Ahora no tenemos tiempo de cuidar a nuestros hijos. Ni nosotras ni nuestras parejas(…) Y a nuestros hijos los cuidan sus abuelas, con leche artificial y papillas multicereales primero, y la nintendo y la televisión, después.
El feminismo se ha centrado en convertir a las mujeres… en hombres.
La lactancia se escapa del sistema mercantilista, puesto que la leche materna es gratuita (excepto cuando se recoge en bancos de leche) y que, salvo alguna excepción, no requiere de ningún dispositivo para su producción ni su uso. Independiza por lo tanto a la mujer de este comercio.

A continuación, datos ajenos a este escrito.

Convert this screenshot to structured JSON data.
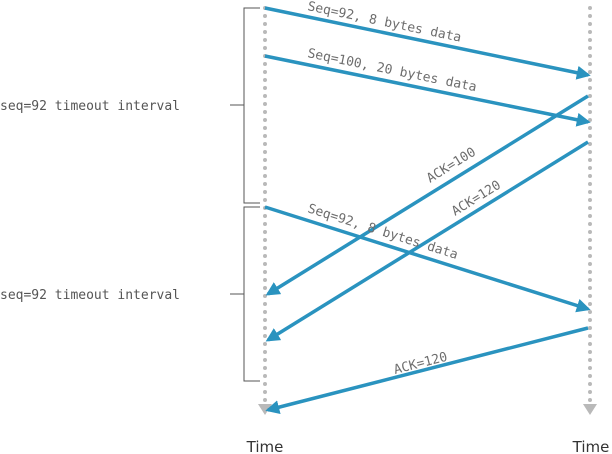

También le ofrece una confianza extraordinaria en sus capacidades, un sentimiento de fuerza, de poder, de competencia, de plenitud. Sabe, en efecto, que ha podido criar y alimentar a su hijo o hija con algo producido por su propio cuerpo. No ha tenido que remitirse a un producto industrial, ni ha tenido que seguir las directrices de un “experto” en cuanto a las cantidades que administrar, los horarios que respetar, etc. Ella es la experta(…).
Durante más de treinta años el movimiento ecofeminista ha demostrado que es posible y necesaria una coexistencia y relación entre el movimiento feminista y el ecologista, sin embargo queda pendiente todavía reivindicar el derecho de la mujer a recuperar la maternidad y la cultura biológica, emocional e intelectual propia , revitalizándola con elementos propios de nuestra época, de modo que la mujer durante la maternidad: no se encuentre infravalorada ni marginada, no se le arrebate la confianza en su propio cuerpo, no pierda su autonomía y sea dueña de sí misma, y pueda vivir el embarazo, parto y lactancia como algo suyo, sin interferencias, dejando atrás el hecho de que esa etapa se haya convertido, en general, en una afirmación del poder masculino sobre el cuerpo de la mujer.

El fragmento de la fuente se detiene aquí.